Folgenschwerer Hack Kopierschutz von HD-DVD geknackt

Lang bevor sich die DVD-Nachfolgestandards HD-DVD und Blu-ray am Markt durchsetzen konnten, scheint nun ihr Kopierschutz geknackt worden zu sein. Für die HD-DVD steht die Veröffentlichung eines entsprechenden Programms offenbar unmittelbar bevor.

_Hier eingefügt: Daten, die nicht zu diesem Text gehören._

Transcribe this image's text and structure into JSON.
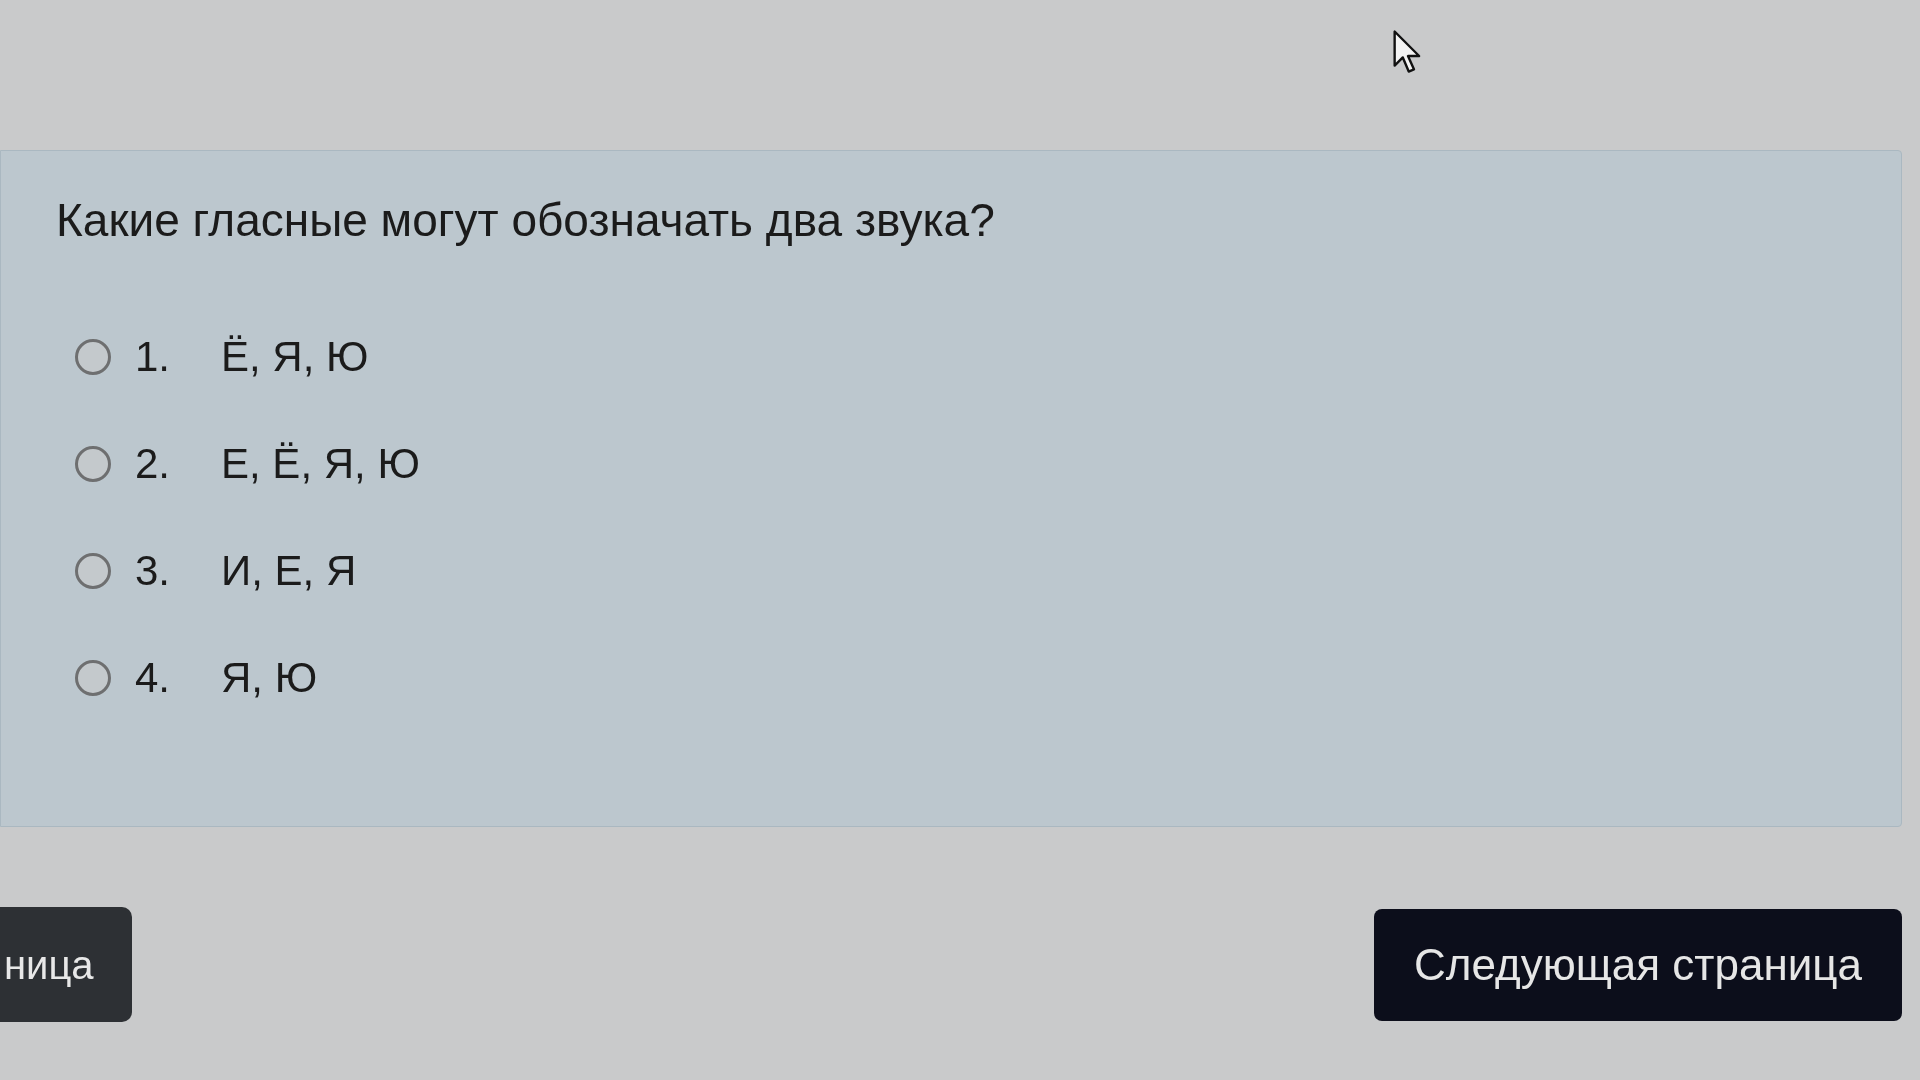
{
  "question": {
    "text": "Какие гласные могут обозначать два звука?"
  },
  "options": [
    {
      "number": "1.",
      "text": "Ё, Я, Ю",
      "selected": false
    },
    {
      "number": "2.",
      "text": "Е, Ё, Я, Ю",
      "selected": false
    },
    {
      "number": "3.",
      "text": "И, Е, Я",
      "selected": false
    },
    {
      "number": "4.",
      "text": "Я, Ю",
      "selected": false
    }
  ],
  "buttons": [
    {
      "kind": "previous",
      "label": "ница"
    },
    {
      "kind": "next",
      "label": "Следующая страница"
    }
  ]
}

Noch üben die Skeptiker unter den Technik-Freunden vorsichtige Zurückhaltung; noch hallen die Stimmen, die fragen, wofür man überhaupt schon eine DVD-Nachfolge brauche, lauter als die der Euphoriker; noch verhindern die Preise für HD-DVD und Blu-ray weitgehend deren Publikumserfolg, da ist der Kopierschutz der neuen Disks bereits geknackt. Gerade das, lästert da ein Nerd im Forum von Slashdot, könne den ungeliebten, weil mit heftigen DRM-Schutzmaßnahmen versehenen Formaten vielleicht sogar zum Erfolg verhelfen, denn prinzipiell herrscht nun wieder freie Fahrt für Produktpiraten und Privatkopierer.

Möglich soll das ein kleines, zunächst nur auf die HD-DVD zugeschnittenes Programm namens BackupHDDVD machen. Das knackt den Kopierschutz Advanced Access Content System (AACS) und ermöglicht das unverschlüsselte Zwischenspeichern eines HD-DVD-Filmes auf Festplatte. Von dort kann die Datei weiter verarbeitet und gebrannt werden. AACS liegt auch dem Kopierschutz von Blu-ray zugrunde, was darauf hindeutet, dass auch für dieses Format in Kürze ein entsprechendes Knackwerkzeug folgen sollte.

Die Veröffentlichung von BackupHDDVD soll unmittelbar nach Neujahr erfolgen. Das Programm ist nicht universell gegen jede HD-DVD einsetzbar, sondern muss mit einem Code eingesetzt werden, der für jeweils ein geschütztes Werk spezifisch ist. Die Erstveröffentlichung soll, darauf deutet ein bei YouTube veröffentlichter Film des Hackers und mutmaßlichen BackupHDDVD-Urhebers muslix64 hin, die Codes für mehrere Filme bereits enthalten. Szenen-Insider rechnen damit, dass sich entsprechende Freischaltcodes künftig über Internet-Foren mit großer Geschwindigkeit verbreiten werden.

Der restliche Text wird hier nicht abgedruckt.